Откуда-то в мозг поступали тайные сообщения. Они таились на самом донышке души. А теперь их кто-то всколыхнул.
— Не так ты живешь. Вот и получил за это.
— За что — за это?
— Ничего в этом мире не происходит так просто, господин детерминист.
— Какие же у меня грехи? Развод с женой — не по моей вине.
— Так уж не по твоей. Она хотела ребенка, а ты делал все, чтобы его не было. Ты отправил ее в больницу тогда, когда…
Всплыло лицо Жанны. Молящий взгляд: она ждет желанных слов. А ты напоминаешь о другом: "Не забудь зубную пасту…"
— Ты убийца. Убийца! — это тайное обвинение терзает, жжет меня изнутри.
Как прекрасна была Жанна, когда подкрадывалась, шепча:
— У меня есть секрет.
— Скажи, — попросил я, а в душе шевельнулась тревога: "Опять про то же самое. Неужели опять про это? Конечно, иначе откуда же столько света в глазах, в лице, даже кончики волос вспыхивают искорками". И нежные руки Жанны рисуют в воздухе что-то узнаваемое, что-то живое и крохотное.
— Это же все изменит в нашей жизни, — говорит она. — Придаст смысл.
— А придаст ли? — с сомнением произношу я. — Еще не время. Не время! Не время! Я не готов быть отцом. Пойми — не готов!
— Будешь готов, когда совсем состарюсь? — вскипает Жанна и хлопает что есть силы дверью.
Точно так же резко, со злостью швыряется на стол сковородка с яичницей.
— Ешь!
— А ты?
— Я не буду!
— Как после этого рожать, — говорю я и ощущаю собственный подловатый упрек.
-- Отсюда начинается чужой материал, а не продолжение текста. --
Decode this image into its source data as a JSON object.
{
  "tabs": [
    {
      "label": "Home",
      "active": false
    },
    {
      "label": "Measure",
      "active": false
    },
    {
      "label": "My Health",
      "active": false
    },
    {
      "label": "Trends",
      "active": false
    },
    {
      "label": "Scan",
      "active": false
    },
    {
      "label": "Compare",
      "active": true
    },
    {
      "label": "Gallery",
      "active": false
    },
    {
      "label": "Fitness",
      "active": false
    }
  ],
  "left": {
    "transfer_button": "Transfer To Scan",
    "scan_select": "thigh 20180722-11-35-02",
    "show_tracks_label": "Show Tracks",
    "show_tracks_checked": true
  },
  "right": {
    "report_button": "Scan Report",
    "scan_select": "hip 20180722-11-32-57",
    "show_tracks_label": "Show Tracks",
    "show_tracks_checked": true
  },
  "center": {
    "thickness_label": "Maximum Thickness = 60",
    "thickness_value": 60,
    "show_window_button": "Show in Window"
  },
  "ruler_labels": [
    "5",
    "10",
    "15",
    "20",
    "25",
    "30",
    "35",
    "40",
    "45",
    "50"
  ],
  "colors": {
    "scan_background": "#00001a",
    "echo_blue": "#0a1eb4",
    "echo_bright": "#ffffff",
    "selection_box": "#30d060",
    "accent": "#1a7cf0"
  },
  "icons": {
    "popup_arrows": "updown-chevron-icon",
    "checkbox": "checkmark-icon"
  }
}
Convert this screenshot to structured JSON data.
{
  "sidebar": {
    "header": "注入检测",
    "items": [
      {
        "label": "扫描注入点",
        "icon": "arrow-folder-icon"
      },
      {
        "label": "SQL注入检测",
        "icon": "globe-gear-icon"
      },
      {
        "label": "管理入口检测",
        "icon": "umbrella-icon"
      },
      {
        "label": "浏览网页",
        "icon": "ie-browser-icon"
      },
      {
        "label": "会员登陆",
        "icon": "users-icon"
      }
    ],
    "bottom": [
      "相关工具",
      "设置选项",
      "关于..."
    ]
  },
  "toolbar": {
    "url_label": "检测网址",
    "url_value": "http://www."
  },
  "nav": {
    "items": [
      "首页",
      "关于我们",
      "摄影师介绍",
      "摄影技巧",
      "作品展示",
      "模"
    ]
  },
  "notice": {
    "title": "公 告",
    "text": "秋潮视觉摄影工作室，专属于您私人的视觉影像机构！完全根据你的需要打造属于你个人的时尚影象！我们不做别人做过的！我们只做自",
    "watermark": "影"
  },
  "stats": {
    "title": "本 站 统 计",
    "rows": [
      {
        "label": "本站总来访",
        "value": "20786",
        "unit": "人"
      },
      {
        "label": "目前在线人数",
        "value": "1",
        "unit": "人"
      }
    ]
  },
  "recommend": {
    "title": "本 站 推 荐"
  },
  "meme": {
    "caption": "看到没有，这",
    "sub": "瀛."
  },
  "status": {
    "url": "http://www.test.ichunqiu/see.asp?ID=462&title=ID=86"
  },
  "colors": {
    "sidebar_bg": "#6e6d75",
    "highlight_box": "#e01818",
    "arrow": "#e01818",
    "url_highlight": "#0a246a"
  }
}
А Жанна плачет, и лицо ее уродует гримаса. Странная у нее манера реветь: выплеснула все — и как ни в чем не бывало.
Звонок.
— Слушаю вас. Прекрасно. Еду, милочка. Обязательно кутнем. Скажи Степке, я его целую. Это со службы по поводу премии.
Степку я ненавижу лютой ненавистью.
— Я рад за тебя и за Степана, — говорю я. — Привет Степочке, — это мой новый укол исподтишка. Теперь я вновь ощущаю собственную подловатость, как ощущал щекой цементный пол недавно.
А когда совсем к разводу подошло, стало жаль и себя, и Жанну. Спросил:
— Ты к Степану пойдешь?
— Не твоего ума дело! — заорала Жанна.
У Степана, должно быть, не случилось бы такой нелепости, размышляю я, глядя в потолок камеры.
— За все надо платить, — сказал я как-то Сашеньке. Сказал по поводу какого-то пустяка.
— Ненавижу подобную философию, — ответила Сашенька.
Где она теперь, Саша-Сулеймаша: что-то есть в ее облике восточное. Что? Скрытое коварство? Особая нежность?
— А ты хотела бы… родить?.. — спросил я, невольно сравнивая ее с Жанной.
— Вы с ума сошли, — перешла она на "вы", — кому это нужно!
Ответ понравился мне. А сейчас стыдно, мерзко на душе.
— Я ненавижу сладострастников, — заявила Саша.
— Я типичный сладострастник, — признался я.
— Нет, неправда.
— А кто же я?
— Ты — духовник. Когда ты придешь к настоящей духовности, то создашь многое.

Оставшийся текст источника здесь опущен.